My research interest is in the computational modeling of the dynamics and physical properties of molecular systems in the solid state. Within this context, I especially like to focus on the algorithms, the implementation, and the development of the modeling techniques and the description of the interactions in the system.

Research projects

Some specific research projects in which I was involved were:
  • Unbiased, off-lattice kinetic Monte Carlo modeling of rare event dynamics in molecular ices,
  • Surface diffusion of CO and CO2,
  • Wetting behavior and many body interactions of adsorbed CO2 on water ice,
  • Modeling of isothermal desorption experiments,
  • Formation and evolution of structural defects on the surface of ice 1h,
  • Lattice dynamics of graphite and graphene,
  • Metropolis Monte Carlo simulations of the thermal expansion of carbon allotropes.

Ph.D. Research

The subject of my Ph.D. project is the computational modeling of long-timescale dynamics in molecular ices at low temperatures. This research is motivated by the chemistry which is observed in interstellar molecular clouds. Here these ices play a crucial catalytic role in the formation of molecular species like hydrogen, water, and carbon dioxide, even before stars and planets have started to form.

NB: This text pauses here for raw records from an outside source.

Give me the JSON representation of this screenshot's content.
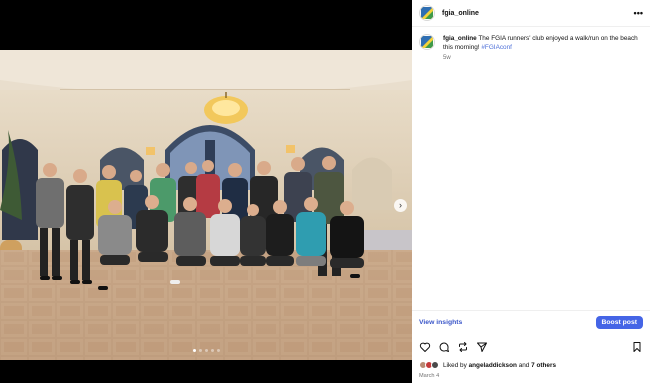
{
  "post": {
    "username": "fgia_online",
    "caption_text": "The FGIA runners' club enjoyed a walk/run on the beach this morning!",
    "hashtag": "#FGIAconf",
    "time_ago": "5w",
    "date": "March 4"
  },
  "insights": {
    "view_label": "View insights",
    "boost_label": "Boost post"
  },
  "likes": {
    "prefix": "Liked by",
    "first_user": "angeladdickson",
    "joiner": "and",
    "others": "7 others"
  },
  "carousel": {
    "slide_count": 5,
    "active_slide": 1
  },
  "icons": {
    "header_more": "more-horizontal-icon",
    "like": "heart-icon",
    "comment": "comment-icon",
    "repost": "repost-icon",
    "share": "send-icon",
    "save": "bookmark-icon",
    "next": "chevron-right-icon"
  },
  "colors": {
    "accent_link": "#3a56c9",
    "boost_button": "#4565e6",
    "hashtag": "#4d6fd8"
  }
}
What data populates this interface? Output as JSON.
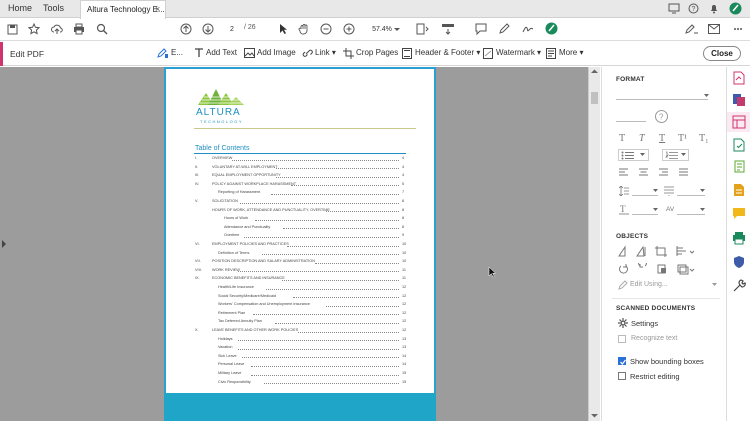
{
  "tabbar": {
    "home": "Home",
    "tools": "Tools",
    "doc_tab_title": "Altura Technology E...",
    "close_glyph": "×"
  },
  "toolbar": {
    "current_page": "2",
    "total_pages": "/ 26",
    "zoom": "57.4%"
  },
  "editbar": {
    "title": "Edit PDF",
    "tools": [
      {
        "name": "edit-text-tool",
        "label": "E..."
      },
      {
        "name": "add-text-tool",
        "label": "Add Text"
      },
      {
        "name": "add-image-tool",
        "label": "Add Image"
      },
      {
        "name": "link-tool",
        "label": "Link ▾"
      },
      {
        "name": "crop-pages-tool",
        "label": "Crop Pages"
      },
      {
        "name": "header-footer-tool",
        "label": "Header & Footer ▾"
      },
      {
        "name": "watermark-tool",
        "label": "Watermark ▾"
      },
      {
        "name": "more-tool",
        "label": "More ▾"
      }
    ],
    "close_label": "Close"
  },
  "document": {
    "logo_line1": "ALTURA",
    "logo_line2": "TECHNOLOGY",
    "toc_title": "Table of Contents",
    "toc": [
      {
        "num": "I.",
        "text": "OVERVIEW",
        "page": "4",
        "indent": 0
      },
      {
        "num": "II.",
        "text": "VOLUNTARY AT-WILL EMPLOYMENT",
        "page": "4",
        "indent": 0
      },
      {
        "num": "III.",
        "text": "EQUAL EMPLOYMENT OPPORTUNITY",
        "page": "4",
        "indent": 0
      },
      {
        "num": "IV.",
        "text": "POLICY AGAINST WORKPLACE HARASSMENT",
        "page": "5",
        "indent": 0
      },
      {
        "num": "",
        "text": "Reporting of Harassment",
        "page": "7",
        "indent": 1
      },
      {
        "num": "V.",
        "text": "SOLICITATION",
        "page": "8",
        "indent": 0
      },
      {
        "num": "",
        "text": "HOURS OF WORK, ATTENDANCE AND PUNCTUALITY, OVERTIME",
        "page": "8",
        "indent": 0
      },
      {
        "num": "",
        "text": "Hours of Work",
        "page": "8",
        "indent": 2
      },
      {
        "num": "",
        "text": "Attendance and Punctuality",
        "page": "8",
        "indent": 2
      },
      {
        "num": "",
        "text": "Overtime",
        "page": "9",
        "indent": 2
      },
      {
        "num": "VI.",
        "text": "EMPLOYMENT POLICIES AND PRACTICES",
        "page": "10",
        "indent": 0
      },
      {
        "num": "",
        "text": "Definition of Terms",
        "page": "10",
        "indent": 1
      },
      {
        "num": "VII.",
        "text": "POSITION DESCRIPTION AND SALARY ADMINISTRATION",
        "page": "10",
        "indent": 0
      },
      {
        "num": "VIII.",
        "text": "WORK REVIEW",
        "page": "11",
        "indent": 0
      },
      {
        "num": "IX.",
        "text": "ECONOMIC BENEFITS AND INSURANCE",
        "page": "11",
        "indent": 0
      },
      {
        "num": "",
        "text": "Health/Life Insurance",
        "page": "12",
        "indent": 1
      },
      {
        "num": "",
        "text": "Social Security/Medicare/Medicaid",
        "page": "12",
        "indent": 1
      },
      {
        "num": "",
        "text": "Workers' Compensation and Unemployment Insurance",
        "page": "12",
        "indent": 1
      },
      {
        "num": "",
        "text": "Retirement Plan",
        "page": "12",
        "indent": 1
      },
      {
        "num": "",
        "text": "Tax Deferred Annuity Plan",
        "page": "12",
        "indent": 1
      },
      {
        "num": "X.",
        "text": "LEAVE BENEFITS AND OTHER WORK POLICIES",
        "page": "12",
        "indent": 0
      },
      {
        "num": "",
        "text": "Holidays",
        "page": "13",
        "indent": 1
      },
      {
        "num": "",
        "text": "Vacation",
        "page": "13",
        "indent": 1
      },
      {
        "num": "",
        "text": "Sick Leave",
        "page": "14",
        "indent": 1
      },
      {
        "num": "",
        "text": "Personal Leave",
        "page": "14",
        "indent": 1
      },
      {
        "num": "",
        "text": "Military Leave",
        "page": "15",
        "indent": 1
      },
      {
        "num": "",
        "text": "Civic Responsibility",
        "page": "15",
        "indent": 1
      }
    ]
  },
  "panel": {
    "format_heading": "FORMAT",
    "objects_heading": "OBJECTS",
    "edit_using": "Edit Using...",
    "scanned_heading": "SCANNED DOCUMENTS",
    "settings_label": "Settings",
    "recognize_label": "Recognize text",
    "show_bbox_label": "Show bounding boxes",
    "show_bbox_checked": true,
    "restrict_label": "Restrict editing",
    "restrict_checked": false,
    "char_spacing_label": "AV"
  },
  "colors": {
    "accent": "#d1336e",
    "page_border": "#2aa0d2",
    "footer": "#1fa5c8",
    "logo_green": "#8cc63f",
    "logo_text": "#1e8fc0"
  }
}
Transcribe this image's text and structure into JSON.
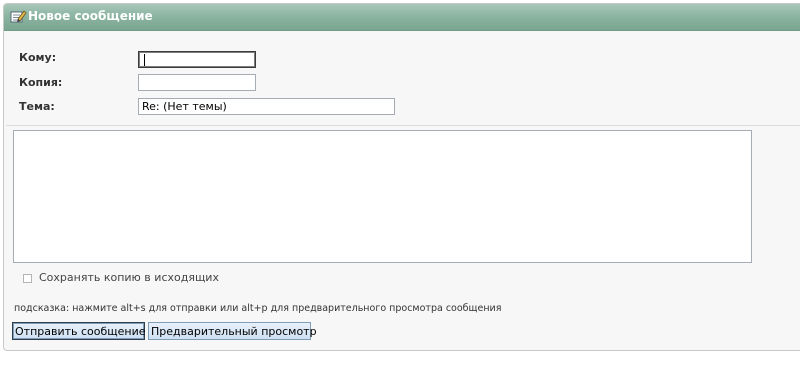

To understand these processes however, a good understanding of the structure and dynamics of the ice mantles is required.

The challenge of this project is to simulate the system over very long timescales, required by the low temperatures in space, whilst keeping an atomistically detailed view of the system. To achieve this goal, we make us of a combination of publicly available and self-developed force fields to describe the interactions between molecules. These force fields are designed to reproduce experimental results and quantum-chemical ab-initio calculations at a very high computational efficiency. A description of the model and a C++ implementation, for H2O, CO, and CO2 is available in the code section.

Through the use of this set of force fields, we are able to model the dynamical processes in molecular ices at temperatures as low as 15 K reaching timescales on the order of seconds, far beyond the reach of conventional molecular dynamics simulations.

Master Research

During my master internship at the theory of condensed matter group at the Radboud University, I performed Monte Carlo and lattice dynamical calculations of various carbon allotropes using an empirical bond-order potential, LCBOPII. My master thesis is available online.